# Installer help/opinions



## zemone (Mar 4, 2012)

All -

I'm a noob in the forum and wasn't sure which forum would be best to pose this question so I thought I'd start here.

I haven't had a custom system in my car for years. Finally bought a new car and wanted to get a simple system installed (front speakers, amp, sub, DSP). I've been to many local shops and all seem to carry primarily the same brands. So far I haven't gotten the feeling any of them would install anything that wasn't purchased there.

After going to all of these shops and doing a lot of research on my own, I'm leaning towards choosing my own components which none of the places sell.

If I end up going that way I would want a professional installer to do the work(and most importantly tune). How would I best go about finding an installer - either someone who does it on the side or a shop who will let me bring in my own gear and do the install / tune? So far the dealers I've been to didn't really want to touch this.

Is there a forum out there with installers / shops willing to take on projects especially if gear wasn't purchased there?

Thanks


----------



## boogeyman (Jul 1, 2008)

I would love to do it I am in TN. though.
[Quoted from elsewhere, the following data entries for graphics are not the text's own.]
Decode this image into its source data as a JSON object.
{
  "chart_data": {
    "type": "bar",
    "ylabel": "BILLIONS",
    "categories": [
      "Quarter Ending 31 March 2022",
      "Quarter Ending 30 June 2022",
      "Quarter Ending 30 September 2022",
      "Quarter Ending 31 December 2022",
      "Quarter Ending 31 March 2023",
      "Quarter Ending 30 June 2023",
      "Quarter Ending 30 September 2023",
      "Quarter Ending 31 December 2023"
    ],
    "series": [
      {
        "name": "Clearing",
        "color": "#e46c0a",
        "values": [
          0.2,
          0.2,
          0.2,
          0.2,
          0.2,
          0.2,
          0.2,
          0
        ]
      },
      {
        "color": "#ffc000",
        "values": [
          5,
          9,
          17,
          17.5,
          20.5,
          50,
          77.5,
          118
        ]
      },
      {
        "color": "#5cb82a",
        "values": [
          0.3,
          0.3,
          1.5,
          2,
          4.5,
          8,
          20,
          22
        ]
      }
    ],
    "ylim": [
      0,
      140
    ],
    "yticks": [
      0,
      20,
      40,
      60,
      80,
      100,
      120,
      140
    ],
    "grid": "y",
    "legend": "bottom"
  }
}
What equipment are you considering. I would ask on this forum someone local will help.


----------



## zemone (Mar 4, 2012)

Thanks for the reply. I would love to find an experienced installer willing to help.

for front components I've been looking at the morel elates but haven't purchased anything yet. There are so many options out there. My local dealers primarily push hertz/audison. I've listened to the milles and they just didnt sound right to me. I keep hearing the Voce are great but none of the dealers have any setup for audition. Plus they all keep pushing the av5.1k for power which is a little pricey. Ive asked for other options and one place said the hertz hdp5 would work and the other said don't bother. A friend of mine mentioned the Butler amps and said he's heard them and really liked them. But I don't have any way to listen.

I'm trying to stay simple with good sq and try to keep as much as possible hidden. I was thinking active setup using a bit ten with a two way set of 6.5 components. Sub as well but haven't dug into that yet. Trying to keep this project respectable on the cost front. I've read the forums that the morel ultimo sub is great but prob out of my range. Looking for fast and accurate and no Tubby/muddy sound.

All that said any advice would be appreciated.


----------



## dogsbark26 (Feb 10, 2009)

Where in Illinois are you? I have no experience except doing my own but Illinois is a big place and if you are seeking someone local it might help others to know how close they are to you.


----------



## zemone (Mar 4, 2012)

I'm in the west burbs of Chicago but willing to drive within a couple hours if I can find an experienced installer. My biggest concern is the install and tune. From all the research on these boards and talking with local folks, the tune seems to be the biggest factor - maximizing what the system can do. Some of the places by me didn't even want to touch the tuning so I quickly exited.


----------